When asked how much they read outside of comics and how they incorporated philosophy into their work, Morrison joked, “I just read tons and tons of Stan Lee comics. That’s where all the good ideas come from.”

“People don’t like to be preached to, and I love to preach,” lee said. “So it had to be done very subtlety.” He said he would sneak “subliminal messages” into Silver Surfer and Thor, and sometimes even Spider-Man, about making the world a better place.

A fan asked if Iron Man and The Incredible Hulk would team up in the next Marvel movie.

“We have a comic book called the Avengers,” Lee said. “Now, your guess is as good as mine, but it might be an educated guess.

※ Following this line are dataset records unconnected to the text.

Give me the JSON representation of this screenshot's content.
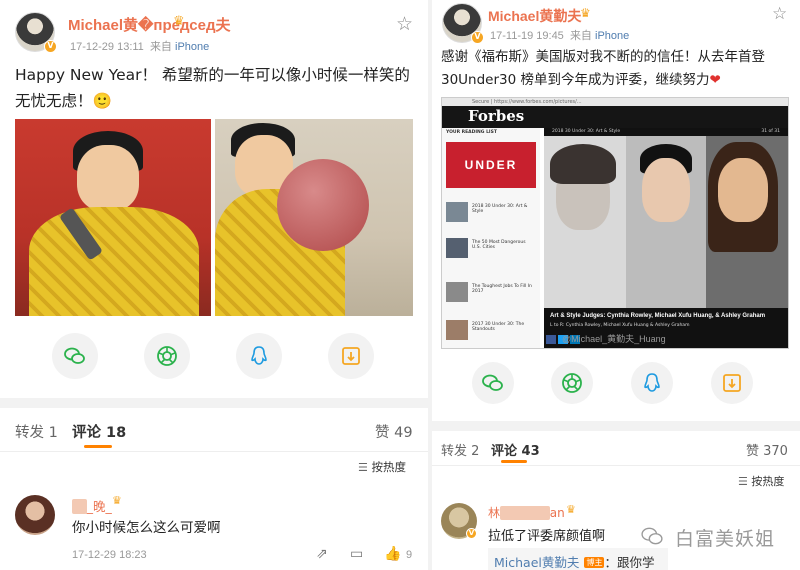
{
  "left": {
    "username": "Michael黄�председ夫",
    "time": "17-12-29 13:11",
    "source_prefix": "来自",
    "source": "iPhone",
    "text_line1": "Happy New Year！ 希望新的一年可以像小时候一样笑的",
    "text_line2": "无忧无虑！🙂",
    "tab_repost": "转发 1",
    "tab_comment": "评论 18",
    "likes": "赞 49",
    "sort": "按热度",
    "comment": {
      "name_visible": "_晚_",
      "text": "你小时候怎么这么可爱啊",
      "time": "17-12-29 18:23",
      "like_count": "9"
    }
  },
  "right": {
    "username": "Michael黄勤夫",
    "time": "17-11-19 19:45",
    "source_prefix": "来自",
    "source": "iPhone",
    "text_line1": "感谢《福布斯》美国版对我不断的的信任！从去年首登",
    "text_line2": "30Under30 榜单到今年成为评委，继续努力",
    "heart": "❤",
    "tab_repost": "转发 2",
    "tab_comment": "评论 43",
    "likes": "赞 370",
    "sort": "按热度",
    "comment": {
      "name_visible_start": "林",
      "name_visible_end": "an",
      "text": "拉低了评委席颜值啊",
      "reply_name": "Michael黄勤夫",
      "reply_tag": "博主",
      "reply_text": "：跟你学的🙂"
    },
    "forbes": {
      "logo": "Forbes",
      "url": "Secure | https://www.forbes.com/pictures/...",
      "sidebar_heading": "YOUR READING LIST",
      "under_text": "UNDER",
      "sub": "2018 30 Under 30: Art & Style",
      "slide": "31 of 31",
      "items": [
        "2018 30 Under 30: Art & Style",
        "The 50 Most Dangerous U.S. Cities",
        "The Toughest Jobs To Fill In 2017",
        "2017 30 Under 30: The Standouts"
      ],
      "caption": "Art & Style Judges: Cynthia Rowley, Michael Xufu Huang, & Ashley Graham",
      "names": "L to R: Cynthia Rowley, Michael Xufu Huang & Ashley Graham",
      "watermark": "@Michael_黄勤夫_Huang"
    }
  },
  "watermark": "白富美妖姐",
  "colors": {
    "accent": "#ff8200",
    "username": "#eb7350",
    "link": "#507daf"
  }
}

That’s all I’m at liberty to say, or they’ll shoot me.”

Another fan asked what Stan Lee character Morrison would like to work on.

He said Iron Man or the Hulk. “Spider-Man is the one I don’t think I could ever do.”

A fan thanked Lee for his modesty -- “I’m known for that, he joked – and asked if there were any comics or characters he regretted creating. The answer? Fantastic Four villain Diablo. Lee said he came up with the name and Kirby came up with a great visual, but the story just wasn’t there. “I just liked the name,” he said.

And finally, a fan asked Lee if he ever thought about retiring, which was met with boos from the crowd.

“I’m really having too much fun,” he said.